ONE FOR THE ROAD

Erik Friedlander evokes long highway trips with his cello

By Brian Heater

Erik Friedlander started playing the guitar at age six. Had he continued down that well-tread road, it seems unlikely that the artist would have enjoyed as aggressively diverse career as he has, with records running the gamut from the forefront of avant-garde jazz to straightforward classical, to collaborations with artists ranging from Courtney Love to Mike Patton to Johns Zorn and Darnielle. When asked what brought on such a dramatically life-altering decision, Friedlander answers, simply, “In third grade, they offered me the cello or violin. I guess they needed a cello—I don’t quite remember, but there it was.”

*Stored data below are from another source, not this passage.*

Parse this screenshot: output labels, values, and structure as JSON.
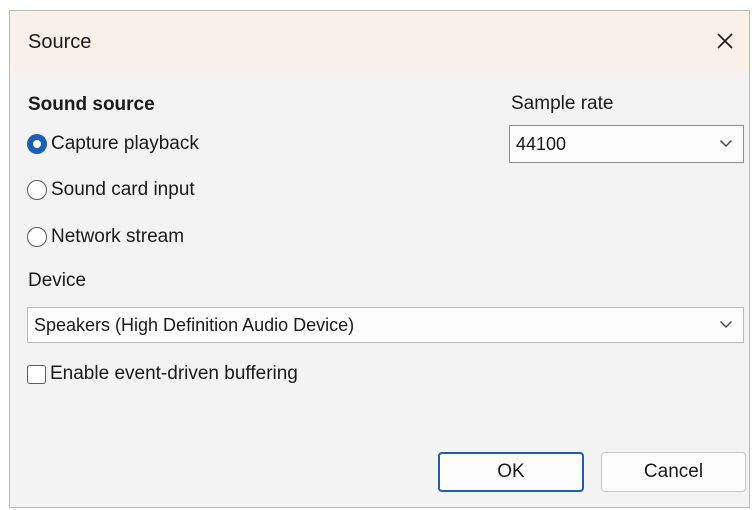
{
  "window": {
    "title": "Source",
    "close_icon": "close-icon"
  },
  "sound_source": {
    "title": "Sound source",
    "options": [
      {
        "label": "Capture playback",
        "checked": true
      },
      {
        "label": "Sound card input",
        "checked": false
      },
      {
        "label": "Network stream",
        "checked": false
      }
    ]
  },
  "sample_rate": {
    "label": "Sample rate",
    "value": "44100",
    "icon": "chevron-down-icon"
  },
  "device": {
    "label": "Device",
    "value": "Speakers (High Definition Audio Device)",
    "icon": "chevron-down-icon"
  },
  "buffering": {
    "label": "Enable event-driven buffering",
    "checked": false
  },
  "buttons": {
    "ok": "OK",
    "cancel": "Cancel"
  },
  "colors": {
    "accent": "#1a5fb4",
    "titlebar": "#f9f0e8",
    "dialog_bg": "#f3f3f3"
  }
}
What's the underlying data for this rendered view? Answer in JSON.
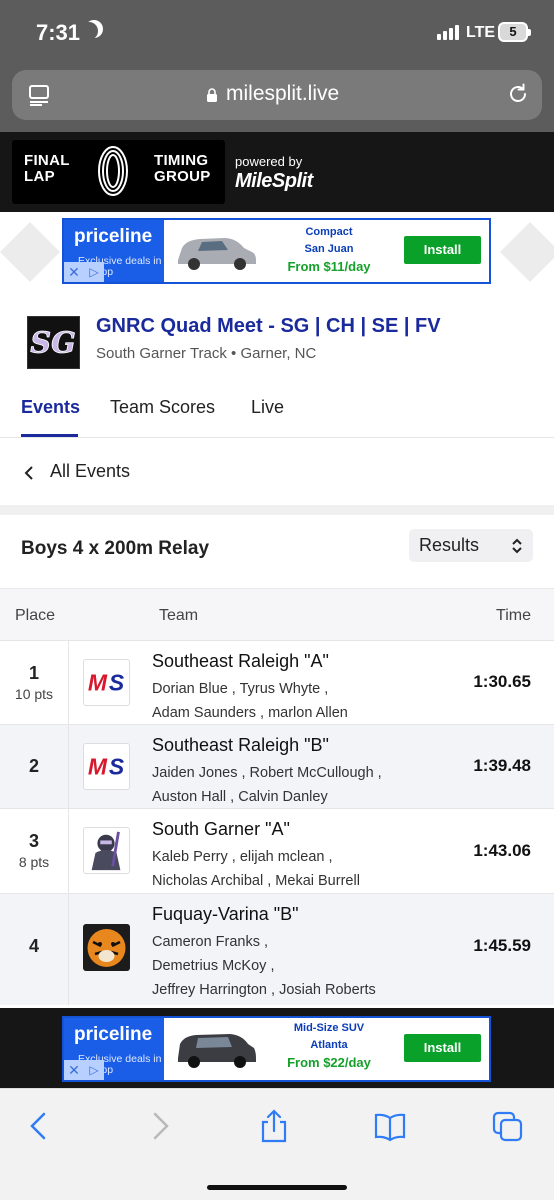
{
  "status_bar": {
    "time": "7:31",
    "network": "LTE",
    "battery": "5"
  },
  "browser": {
    "url": "milesplit.live"
  },
  "header": {
    "logo_left": "FINAL\nLAP",
    "logo_right": "TIMING\nGROUP",
    "powered_by": "powered by",
    "milesplit": "MileSplit"
  },
  "ads": [
    {
      "brand": "priceline",
      "sub": "Exclusive deals in the app",
      "car_type": "Compact",
      "city": "San Juan",
      "price": "From $11/day",
      "cta": "Install"
    },
    {
      "brand": "priceline",
      "sub": "Exclusive deals in the app",
      "car_type": "Mid-Size SUV",
      "city": "Atlanta",
      "price": "From $22/day",
      "cta": "Install"
    }
  ],
  "meet": {
    "title": "GNRC Quad Meet - SG | CH | SE | FV",
    "location": "South Garner Track • Garner, NC"
  },
  "tabs": [
    {
      "label": "Events",
      "active": true
    },
    {
      "label": "Team Scores",
      "active": false
    },
    {
      "label": "Live",
      "active": false
    }
  ],
  "back_link": "All Events",
  "event": {
    "title": "Boys 4 x 200m Relay",
    "view_select": "Results"
  },
  "table": {
    "headers": {
      "place": "Place",
      "team": "Team",
      "time": "Time"
    },
    "rows": [
      {
        "place": "1",
        "points": "10 pts",
        "team": "Southeast Raleigh \"A\"",
        "logo": "milesplit-ms",
        "athletes_line1": "Dorian Blue , Tyrus Whyte ,",
        "athletes_line2": "Adam Saunders , marlon Allen",
        "athletes_line3": "",
        "time": "1:30.65"
      },
      {
        "place": "2",
        "points": "",
        "team": "Southeast Raleigh \"B\"",
        "logo": "milesplit-ms",
        "athletes_line1": "Jaiden Jones , Robert McCullough ,",
        "athletes_line2": "Auston Hall , Calvin Danley",
        "athletes_line3": "",
        "time": "1:39.48"
      },
      {
        "place": "3",
        "points": "8 pts",
        "team": "South Garner \"A\"",
        "logo": "knight",
        "athletes_line1": "Kaleb Perry , elijah mclean ,",
        "athletes_line2": "Nicholas Archibal , Mekai Burrell",
        "athletes_line3": "",
        "time": "1:43.06"
      },
      {
        "place": "4",
        "points": "",
        "team": "Fuquay-Varina \"B\"",
        "logo": "tiger",
        "athletes_line1": "Cameron Franks ,",
        "athletes_line2": "Demetrius McKoy ,",
        "athletes_line3": "Jeffrey Harrington , Josiah Roberts",
        "time": "1:45.59"
      }
    ]
  },
  "colors": {
    "brand_navy": "#1a2a9c",
    "priceline_blue": "#1a5ee8",
    "install_green": "#0aa12a",
    "milesplit_red": "#d7192d"
  }
}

Friedlander’s father, Lee, played a slightly more tangible influence on his son’s musical development. A consummate lover of all things musical, the elder Friedlander was a professional photographer who carved out a niche for himself shooting, shooting up-and-coming artists for magazine articles, taking his family in tow.

“Every summer, until I was about 17, we’d take a trip in a camper,” says Friedlander. “It was long stretches and very intense family togetherness.”

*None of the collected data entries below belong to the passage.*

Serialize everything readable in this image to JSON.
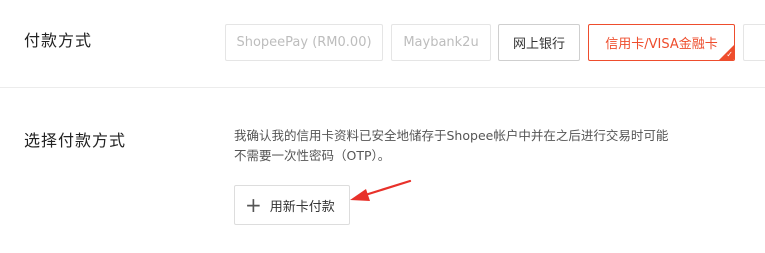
{
  "payment": {
    "title": "付款方式",
    "methods": [
      "ShopeePay (RM0.00)",
      "Maybank2u",
      "网上银行",
      "信用卡/VISA金融卡",
      ""
    ],
    "selected_index": 3,
    "selected_check": "✓"
  },
  "choose": {
    "title": "选择付款方式",
    "notice": "我确认我的信用卡资料已安全地储存于Shopee帐户中并在之后进行交易时可能不需要一次性密码（OTP）。",
    "add_card_icon": "+",
    "add_card_label": "用新卡付款"
  },
  "colors": {
    "accent": "#ee4d2d",
    "annotation_arrow": "#e8312a"
  }
}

Those trips, with the inevitable soundtrack of his father’s homemade cassette collection blaring from the front of the camper, also helped subconsciously coalesce Friedlander’s forthcoming record, Block Ice & Propane. “It was a lot the motion and the rhythm and the motion of the camper,” Friedlander explains. “It is an amazing thing to have experienced. It’s just in me, somehow. My wife tells me that when I’m happiest now is when I’m in a car, rolling down a highway somewhere. There’s something about it in my blood.”

July 17, Joe’s Pub, 425 Lafayette St. (betw. Astor Pl. & E. 4th St.), 212-967-7555; 7:30, $12.